By looking into the details of these published findings, it’s clear that ERCC6 is haplosufficient, as there were a number of reports of carriers of the studied mutations being unaffected.
But how likely is it that this C to T mutation actually does “knock out” or inactivate one of my two copies of ERCC6? Well, I used SVS to annotate this variant with various public databases and tools to find out.
|1kG Overal Freq||European Freq||Asian Freq||African Freq||NHLBI Freq||NHLBI 6500 Genotype Counts|
Frequency information for chr10:50680422 C/T
|HGVS Protein||PolyPhen2 Score||PolyPhen2 Prediction||GERP++ RS||PhyloP||PhastCons|
Functional Prediction and Conservation of chr10:50680422 C/T
It turns out this variant is not only rare, but present only in Europeans. Its frequency is even lower in the NHLBI Exome Sequencing Project than in the 1000 Genomes sample set. Out of the 6,503 individuals from the NHLBI Exome Sequencing Project, not a single one has this variant in both copies of ERCC6 (as a homozgyous variant) and only 19 have it in one copy of ERCC6.
Besides it just being rare, there are tools such as PolyPhen2 to measure how likely a given mutation is to damage or make inoperable the protein encoded by a gene. These tools mine databases of protein structure information and also look at how well conserved a given amino acid is across all the species that share a given gene. GERP++ Rejected Substitutions scores, PhyloP, and PhastCons are all measurements of conservation as well.
In summary, there is a good chance ERCC6 p.Arg975Gln is indeed a damaging mutation, and it’s probably a good thing my wife is not also a carrier of this variant.
Rare Variant? Rare in Which Population?
When annotating my variants in SVS, I noticed something about the 14 variants 23andMe had prioritized. Many of them, like chr10:50680422 C/T, where unique to Europeans.

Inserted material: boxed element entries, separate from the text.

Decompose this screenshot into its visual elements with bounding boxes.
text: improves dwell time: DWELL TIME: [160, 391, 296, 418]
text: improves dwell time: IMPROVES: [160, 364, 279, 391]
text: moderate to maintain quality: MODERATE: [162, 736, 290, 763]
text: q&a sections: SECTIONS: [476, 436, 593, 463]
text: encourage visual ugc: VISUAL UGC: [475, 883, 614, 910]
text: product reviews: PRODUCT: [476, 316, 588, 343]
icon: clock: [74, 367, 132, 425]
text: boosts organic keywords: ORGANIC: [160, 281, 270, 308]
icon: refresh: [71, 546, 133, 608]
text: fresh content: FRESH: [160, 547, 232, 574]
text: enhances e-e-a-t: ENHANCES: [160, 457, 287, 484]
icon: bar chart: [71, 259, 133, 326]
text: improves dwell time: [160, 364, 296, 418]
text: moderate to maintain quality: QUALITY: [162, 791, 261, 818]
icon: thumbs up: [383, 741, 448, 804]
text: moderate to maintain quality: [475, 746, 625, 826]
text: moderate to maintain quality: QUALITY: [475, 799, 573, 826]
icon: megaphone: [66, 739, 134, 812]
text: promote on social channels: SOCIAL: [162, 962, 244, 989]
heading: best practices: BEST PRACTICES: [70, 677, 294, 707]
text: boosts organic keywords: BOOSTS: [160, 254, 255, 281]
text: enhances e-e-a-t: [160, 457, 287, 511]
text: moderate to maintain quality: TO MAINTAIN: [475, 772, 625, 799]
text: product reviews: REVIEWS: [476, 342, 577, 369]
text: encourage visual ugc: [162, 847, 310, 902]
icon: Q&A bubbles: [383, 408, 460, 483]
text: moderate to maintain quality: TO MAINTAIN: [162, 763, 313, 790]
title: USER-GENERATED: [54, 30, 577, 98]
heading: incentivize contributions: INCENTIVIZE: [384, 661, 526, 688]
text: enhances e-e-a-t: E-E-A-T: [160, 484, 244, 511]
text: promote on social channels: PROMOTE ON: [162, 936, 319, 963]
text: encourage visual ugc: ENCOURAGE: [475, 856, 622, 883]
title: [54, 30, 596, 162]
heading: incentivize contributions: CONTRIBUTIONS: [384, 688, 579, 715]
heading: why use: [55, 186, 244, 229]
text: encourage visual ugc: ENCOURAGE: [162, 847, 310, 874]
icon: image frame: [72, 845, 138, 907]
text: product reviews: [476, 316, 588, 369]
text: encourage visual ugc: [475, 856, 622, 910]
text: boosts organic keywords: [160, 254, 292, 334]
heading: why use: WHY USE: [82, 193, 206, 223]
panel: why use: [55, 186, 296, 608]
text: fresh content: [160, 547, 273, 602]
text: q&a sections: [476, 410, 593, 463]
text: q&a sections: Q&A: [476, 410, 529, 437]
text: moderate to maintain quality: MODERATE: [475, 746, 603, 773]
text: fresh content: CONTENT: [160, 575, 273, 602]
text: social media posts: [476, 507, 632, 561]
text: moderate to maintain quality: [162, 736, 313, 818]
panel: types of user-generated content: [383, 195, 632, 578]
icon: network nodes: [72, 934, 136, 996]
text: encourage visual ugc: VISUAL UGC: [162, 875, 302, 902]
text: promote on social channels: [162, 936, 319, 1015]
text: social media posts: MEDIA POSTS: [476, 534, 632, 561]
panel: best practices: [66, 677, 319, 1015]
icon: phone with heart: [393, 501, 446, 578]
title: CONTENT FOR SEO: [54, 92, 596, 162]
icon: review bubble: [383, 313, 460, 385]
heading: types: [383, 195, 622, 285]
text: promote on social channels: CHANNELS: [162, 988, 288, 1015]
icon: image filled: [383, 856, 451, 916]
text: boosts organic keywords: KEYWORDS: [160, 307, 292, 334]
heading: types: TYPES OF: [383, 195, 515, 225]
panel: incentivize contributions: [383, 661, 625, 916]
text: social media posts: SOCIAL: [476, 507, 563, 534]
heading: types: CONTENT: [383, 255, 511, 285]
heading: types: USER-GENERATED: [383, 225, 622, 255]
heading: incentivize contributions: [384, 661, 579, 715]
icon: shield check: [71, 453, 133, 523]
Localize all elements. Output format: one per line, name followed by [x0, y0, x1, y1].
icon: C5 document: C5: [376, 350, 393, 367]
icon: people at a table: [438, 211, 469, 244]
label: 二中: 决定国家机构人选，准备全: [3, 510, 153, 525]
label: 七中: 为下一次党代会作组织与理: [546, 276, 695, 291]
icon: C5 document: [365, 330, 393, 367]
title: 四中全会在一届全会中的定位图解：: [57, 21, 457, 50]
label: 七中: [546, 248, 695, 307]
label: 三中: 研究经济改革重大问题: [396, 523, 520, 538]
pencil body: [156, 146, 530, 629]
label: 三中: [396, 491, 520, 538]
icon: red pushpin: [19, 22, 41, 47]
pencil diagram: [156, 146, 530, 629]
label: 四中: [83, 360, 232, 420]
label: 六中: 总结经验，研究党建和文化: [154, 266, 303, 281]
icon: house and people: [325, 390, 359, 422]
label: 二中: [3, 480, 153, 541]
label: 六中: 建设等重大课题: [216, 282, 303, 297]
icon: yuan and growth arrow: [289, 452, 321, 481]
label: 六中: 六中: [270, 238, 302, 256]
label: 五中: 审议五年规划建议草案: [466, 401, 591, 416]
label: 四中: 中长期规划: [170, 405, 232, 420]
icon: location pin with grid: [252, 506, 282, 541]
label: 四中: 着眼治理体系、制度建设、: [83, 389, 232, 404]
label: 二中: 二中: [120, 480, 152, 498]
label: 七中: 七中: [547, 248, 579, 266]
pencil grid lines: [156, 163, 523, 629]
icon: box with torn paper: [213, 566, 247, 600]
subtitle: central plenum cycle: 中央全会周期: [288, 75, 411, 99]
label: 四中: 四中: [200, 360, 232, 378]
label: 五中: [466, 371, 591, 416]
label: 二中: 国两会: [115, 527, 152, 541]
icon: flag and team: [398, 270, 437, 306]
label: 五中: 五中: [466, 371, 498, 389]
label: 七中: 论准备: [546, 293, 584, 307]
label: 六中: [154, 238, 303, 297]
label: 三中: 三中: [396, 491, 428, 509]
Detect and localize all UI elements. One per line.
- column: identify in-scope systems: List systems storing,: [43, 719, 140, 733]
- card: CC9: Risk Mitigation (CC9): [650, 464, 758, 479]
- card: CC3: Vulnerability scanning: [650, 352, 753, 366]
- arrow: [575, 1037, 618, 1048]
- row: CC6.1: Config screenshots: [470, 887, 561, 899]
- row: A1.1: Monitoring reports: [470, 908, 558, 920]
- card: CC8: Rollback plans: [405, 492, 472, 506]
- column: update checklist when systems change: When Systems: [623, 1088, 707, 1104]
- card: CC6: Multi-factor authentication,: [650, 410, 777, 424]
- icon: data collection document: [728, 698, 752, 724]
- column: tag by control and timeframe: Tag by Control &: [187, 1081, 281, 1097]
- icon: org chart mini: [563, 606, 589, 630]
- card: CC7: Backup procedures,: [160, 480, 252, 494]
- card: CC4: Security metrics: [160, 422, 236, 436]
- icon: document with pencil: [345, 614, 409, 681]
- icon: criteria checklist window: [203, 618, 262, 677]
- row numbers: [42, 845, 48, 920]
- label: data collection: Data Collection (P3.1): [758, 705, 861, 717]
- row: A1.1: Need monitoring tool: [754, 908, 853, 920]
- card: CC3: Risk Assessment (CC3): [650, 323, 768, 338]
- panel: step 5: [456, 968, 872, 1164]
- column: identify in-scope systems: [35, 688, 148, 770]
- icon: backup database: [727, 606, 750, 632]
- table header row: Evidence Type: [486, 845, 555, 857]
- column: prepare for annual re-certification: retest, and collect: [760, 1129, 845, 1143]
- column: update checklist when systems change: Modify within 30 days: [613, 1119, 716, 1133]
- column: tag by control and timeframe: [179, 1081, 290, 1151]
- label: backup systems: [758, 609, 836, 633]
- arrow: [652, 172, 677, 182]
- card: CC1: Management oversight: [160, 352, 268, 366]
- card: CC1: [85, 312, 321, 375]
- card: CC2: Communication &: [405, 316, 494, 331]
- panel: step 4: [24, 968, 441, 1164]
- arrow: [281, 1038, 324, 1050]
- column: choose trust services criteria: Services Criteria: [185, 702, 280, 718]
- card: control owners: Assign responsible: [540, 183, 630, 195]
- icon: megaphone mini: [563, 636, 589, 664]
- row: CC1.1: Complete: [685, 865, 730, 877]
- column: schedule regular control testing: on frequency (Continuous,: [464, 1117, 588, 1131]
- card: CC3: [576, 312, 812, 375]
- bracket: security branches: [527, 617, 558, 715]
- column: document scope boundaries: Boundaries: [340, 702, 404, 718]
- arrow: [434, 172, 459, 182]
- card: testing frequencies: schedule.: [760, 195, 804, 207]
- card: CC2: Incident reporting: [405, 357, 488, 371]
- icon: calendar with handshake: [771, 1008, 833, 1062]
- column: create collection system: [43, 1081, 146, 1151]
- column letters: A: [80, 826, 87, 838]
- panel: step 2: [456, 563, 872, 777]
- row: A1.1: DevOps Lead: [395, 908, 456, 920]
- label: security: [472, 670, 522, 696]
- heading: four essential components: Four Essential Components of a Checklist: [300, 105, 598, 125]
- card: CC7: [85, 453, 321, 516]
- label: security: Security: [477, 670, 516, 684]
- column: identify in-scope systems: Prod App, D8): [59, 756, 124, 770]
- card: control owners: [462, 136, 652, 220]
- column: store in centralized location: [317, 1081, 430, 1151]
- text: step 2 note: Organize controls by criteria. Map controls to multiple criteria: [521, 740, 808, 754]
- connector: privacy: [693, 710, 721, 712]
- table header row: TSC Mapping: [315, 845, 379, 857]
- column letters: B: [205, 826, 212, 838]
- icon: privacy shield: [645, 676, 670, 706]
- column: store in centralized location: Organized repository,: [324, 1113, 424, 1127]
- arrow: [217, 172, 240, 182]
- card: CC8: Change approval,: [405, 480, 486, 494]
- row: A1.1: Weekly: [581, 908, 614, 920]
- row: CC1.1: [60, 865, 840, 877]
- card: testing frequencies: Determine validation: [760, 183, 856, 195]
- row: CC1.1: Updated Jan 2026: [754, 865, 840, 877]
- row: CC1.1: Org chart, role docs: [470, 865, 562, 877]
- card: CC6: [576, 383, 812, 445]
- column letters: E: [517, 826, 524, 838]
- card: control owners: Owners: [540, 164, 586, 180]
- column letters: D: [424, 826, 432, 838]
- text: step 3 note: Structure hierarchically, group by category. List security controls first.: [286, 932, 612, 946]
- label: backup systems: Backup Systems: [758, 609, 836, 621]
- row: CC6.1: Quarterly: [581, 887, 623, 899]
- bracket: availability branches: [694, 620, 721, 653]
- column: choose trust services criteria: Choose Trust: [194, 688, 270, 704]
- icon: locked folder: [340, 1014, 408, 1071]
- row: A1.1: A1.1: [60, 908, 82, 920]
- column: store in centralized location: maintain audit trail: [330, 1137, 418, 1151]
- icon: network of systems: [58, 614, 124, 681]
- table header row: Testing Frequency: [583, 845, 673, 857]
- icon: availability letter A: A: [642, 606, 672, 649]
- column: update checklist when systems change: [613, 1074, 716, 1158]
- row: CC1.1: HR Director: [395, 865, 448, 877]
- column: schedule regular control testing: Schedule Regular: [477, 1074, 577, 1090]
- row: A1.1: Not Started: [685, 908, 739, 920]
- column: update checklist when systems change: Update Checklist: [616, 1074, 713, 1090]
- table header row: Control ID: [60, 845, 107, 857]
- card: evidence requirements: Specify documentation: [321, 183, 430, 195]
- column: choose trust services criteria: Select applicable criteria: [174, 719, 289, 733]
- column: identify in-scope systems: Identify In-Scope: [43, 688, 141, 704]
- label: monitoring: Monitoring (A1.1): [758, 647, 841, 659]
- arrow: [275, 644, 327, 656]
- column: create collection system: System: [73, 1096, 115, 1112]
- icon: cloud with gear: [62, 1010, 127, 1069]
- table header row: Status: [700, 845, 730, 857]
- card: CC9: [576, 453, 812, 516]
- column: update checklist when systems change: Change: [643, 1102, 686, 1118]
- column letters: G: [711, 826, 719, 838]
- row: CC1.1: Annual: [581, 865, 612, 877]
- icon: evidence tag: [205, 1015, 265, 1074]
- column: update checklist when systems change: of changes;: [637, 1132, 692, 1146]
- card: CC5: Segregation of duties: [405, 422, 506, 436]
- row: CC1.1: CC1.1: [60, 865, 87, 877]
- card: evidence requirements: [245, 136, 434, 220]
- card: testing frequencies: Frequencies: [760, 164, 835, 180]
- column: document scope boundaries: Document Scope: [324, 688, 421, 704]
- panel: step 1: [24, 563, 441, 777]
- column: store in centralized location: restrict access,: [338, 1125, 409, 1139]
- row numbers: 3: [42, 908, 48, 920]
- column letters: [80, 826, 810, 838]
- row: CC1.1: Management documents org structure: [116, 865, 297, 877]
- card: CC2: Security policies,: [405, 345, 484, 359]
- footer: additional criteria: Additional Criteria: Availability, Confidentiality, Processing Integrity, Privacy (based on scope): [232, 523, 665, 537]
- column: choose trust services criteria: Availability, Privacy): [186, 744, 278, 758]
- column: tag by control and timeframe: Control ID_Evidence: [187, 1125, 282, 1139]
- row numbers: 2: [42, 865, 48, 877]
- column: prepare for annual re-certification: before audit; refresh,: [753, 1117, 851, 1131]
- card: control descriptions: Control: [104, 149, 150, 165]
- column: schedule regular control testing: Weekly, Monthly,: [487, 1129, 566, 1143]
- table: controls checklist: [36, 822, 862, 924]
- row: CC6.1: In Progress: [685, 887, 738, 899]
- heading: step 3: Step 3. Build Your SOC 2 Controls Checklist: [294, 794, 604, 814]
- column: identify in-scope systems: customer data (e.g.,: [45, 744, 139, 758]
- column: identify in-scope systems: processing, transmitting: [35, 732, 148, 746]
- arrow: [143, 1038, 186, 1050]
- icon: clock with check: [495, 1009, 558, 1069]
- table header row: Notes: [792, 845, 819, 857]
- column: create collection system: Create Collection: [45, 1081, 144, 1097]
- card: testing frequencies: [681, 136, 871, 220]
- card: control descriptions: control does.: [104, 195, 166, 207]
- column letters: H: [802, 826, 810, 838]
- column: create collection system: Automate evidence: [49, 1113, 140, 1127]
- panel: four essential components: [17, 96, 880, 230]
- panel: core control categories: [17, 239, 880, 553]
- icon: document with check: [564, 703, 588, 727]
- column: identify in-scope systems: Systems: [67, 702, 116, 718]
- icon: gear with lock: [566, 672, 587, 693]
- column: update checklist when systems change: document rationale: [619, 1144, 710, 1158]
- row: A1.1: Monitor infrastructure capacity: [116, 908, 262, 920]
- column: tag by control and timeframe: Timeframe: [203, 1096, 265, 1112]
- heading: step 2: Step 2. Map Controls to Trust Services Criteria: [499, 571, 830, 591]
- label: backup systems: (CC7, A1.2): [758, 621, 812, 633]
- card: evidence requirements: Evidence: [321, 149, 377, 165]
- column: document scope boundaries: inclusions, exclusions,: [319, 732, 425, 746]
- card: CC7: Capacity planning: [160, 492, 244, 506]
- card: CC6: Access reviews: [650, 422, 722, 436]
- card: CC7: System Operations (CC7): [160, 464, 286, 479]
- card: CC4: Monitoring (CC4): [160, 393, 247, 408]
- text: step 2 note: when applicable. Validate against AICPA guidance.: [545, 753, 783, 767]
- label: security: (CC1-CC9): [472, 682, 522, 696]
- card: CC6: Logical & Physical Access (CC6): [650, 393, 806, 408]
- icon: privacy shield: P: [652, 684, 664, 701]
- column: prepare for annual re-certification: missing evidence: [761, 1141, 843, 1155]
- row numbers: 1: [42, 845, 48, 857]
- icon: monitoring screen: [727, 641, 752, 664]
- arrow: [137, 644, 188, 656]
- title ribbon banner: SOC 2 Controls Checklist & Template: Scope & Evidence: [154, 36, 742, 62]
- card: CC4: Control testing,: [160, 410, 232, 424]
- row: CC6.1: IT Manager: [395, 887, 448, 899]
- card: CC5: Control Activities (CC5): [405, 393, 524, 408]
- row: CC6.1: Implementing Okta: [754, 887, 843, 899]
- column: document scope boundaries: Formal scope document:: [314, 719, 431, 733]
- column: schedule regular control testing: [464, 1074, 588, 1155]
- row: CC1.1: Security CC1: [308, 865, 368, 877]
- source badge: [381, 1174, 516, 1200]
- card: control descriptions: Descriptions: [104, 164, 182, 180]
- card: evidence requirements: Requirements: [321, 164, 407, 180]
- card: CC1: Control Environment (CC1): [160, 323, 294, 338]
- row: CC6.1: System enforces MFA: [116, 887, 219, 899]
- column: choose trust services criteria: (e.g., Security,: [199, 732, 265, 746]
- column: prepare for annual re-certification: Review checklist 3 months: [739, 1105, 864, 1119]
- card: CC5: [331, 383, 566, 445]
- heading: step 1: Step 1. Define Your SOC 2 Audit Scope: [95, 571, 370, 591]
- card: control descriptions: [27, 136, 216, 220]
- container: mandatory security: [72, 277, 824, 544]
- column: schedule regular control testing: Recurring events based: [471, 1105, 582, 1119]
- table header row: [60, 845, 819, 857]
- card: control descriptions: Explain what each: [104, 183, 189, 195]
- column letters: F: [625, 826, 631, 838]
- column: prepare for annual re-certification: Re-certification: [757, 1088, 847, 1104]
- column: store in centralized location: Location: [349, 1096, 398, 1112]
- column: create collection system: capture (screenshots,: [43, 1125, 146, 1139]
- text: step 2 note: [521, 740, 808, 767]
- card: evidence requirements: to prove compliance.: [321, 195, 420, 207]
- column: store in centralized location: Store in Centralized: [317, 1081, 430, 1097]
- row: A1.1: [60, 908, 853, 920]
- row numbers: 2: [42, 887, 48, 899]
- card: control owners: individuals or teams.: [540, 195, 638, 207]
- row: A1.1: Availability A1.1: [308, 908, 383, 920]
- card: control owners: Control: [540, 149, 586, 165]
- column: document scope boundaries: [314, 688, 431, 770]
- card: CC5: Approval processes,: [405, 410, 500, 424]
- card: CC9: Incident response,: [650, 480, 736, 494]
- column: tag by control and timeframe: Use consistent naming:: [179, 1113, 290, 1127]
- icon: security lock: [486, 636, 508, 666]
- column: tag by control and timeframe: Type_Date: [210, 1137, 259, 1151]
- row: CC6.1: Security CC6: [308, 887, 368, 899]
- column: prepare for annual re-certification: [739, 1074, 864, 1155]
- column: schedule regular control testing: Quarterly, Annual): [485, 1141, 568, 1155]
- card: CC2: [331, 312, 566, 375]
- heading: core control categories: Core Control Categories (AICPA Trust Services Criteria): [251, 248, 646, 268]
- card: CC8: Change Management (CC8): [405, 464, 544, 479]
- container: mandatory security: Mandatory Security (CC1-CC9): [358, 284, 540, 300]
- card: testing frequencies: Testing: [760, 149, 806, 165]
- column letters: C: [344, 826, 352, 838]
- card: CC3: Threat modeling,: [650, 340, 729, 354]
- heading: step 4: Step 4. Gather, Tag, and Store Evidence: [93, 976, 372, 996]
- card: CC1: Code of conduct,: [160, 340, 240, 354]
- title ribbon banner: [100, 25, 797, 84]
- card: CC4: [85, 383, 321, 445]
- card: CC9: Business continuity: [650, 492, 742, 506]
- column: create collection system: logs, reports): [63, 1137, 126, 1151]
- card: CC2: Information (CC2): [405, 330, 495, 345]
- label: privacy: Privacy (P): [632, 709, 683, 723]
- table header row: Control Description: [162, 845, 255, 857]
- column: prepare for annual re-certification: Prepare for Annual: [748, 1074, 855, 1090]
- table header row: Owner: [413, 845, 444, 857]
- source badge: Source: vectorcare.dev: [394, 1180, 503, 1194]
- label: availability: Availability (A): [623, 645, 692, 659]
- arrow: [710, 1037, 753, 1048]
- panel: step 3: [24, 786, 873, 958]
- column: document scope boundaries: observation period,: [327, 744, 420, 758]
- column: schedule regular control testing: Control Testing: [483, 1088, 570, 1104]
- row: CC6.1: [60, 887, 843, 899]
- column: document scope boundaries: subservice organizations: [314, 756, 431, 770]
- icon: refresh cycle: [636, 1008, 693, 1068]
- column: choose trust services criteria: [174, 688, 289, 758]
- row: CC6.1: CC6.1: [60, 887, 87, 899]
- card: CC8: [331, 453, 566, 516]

In fact, if I were to use the allele frequency within just the 379 Europeans from the 1000 Genome project, half of the 14 “rare” variants have an allele frequency greater than or equal to 1%.
I once heard at a conference by a population geneticist: All variants are common in some sub-population somewhere on the globe.
So, when prioritizing the variants in my exome to investigate, I ranked them by their European allele frequencies and secondly by the annotations from SIFT, PolyPhen2, GERP++, and PhyloP. Luckily, all of these sources are aggregated in the dbNSFP 2.0 track we just added to SVS.
After ERCC6, a variant in the gene STAR came up next.
Reading through the OMIM summary, it’s clear that like ERCC6, STAR is haplosufficient such that carriers of a single mutation are asymptomatic.
Reading about which very specific organs this gene is found to be active in, and what vital hormones it’s involved in regulating, I found myself a bit unsettled in my decision to be blogging about it. Let’s just say my manhood is hostage to those 20 measly reads that show I have at least one working copy of this gene.
If fact, the assumption that my C>T mutations is damaging to STAR is far from certain. The PolyPhen2 prediction is that the mutation is “Benign”, yet it is at a highly conserved locus.
In a clinical diagnostic setting, this bioinformatic information would simply motivate a more definitive orthogonal test if we had worked down to a short list of putative causal variants. For example, a western blot assay could be done to validate the reduction or annihilation of the STAR protein product in the source tissue.
So much information!
While it’s fun browsing my exome, as I knew going into this, there is only so much analysis to dream up with a single healthy individual.
Over the next couple of weeks, when I have a few hours to spare, I’ll be taking a deeper dive into my full trio.
With the possibility of finding recessively inherited variants, looking for de Novo mutations, or playing with ways to interpret the genetic model of a complex autoimmune disease in the context of a single exome, I’m sure to have many interesting things to report.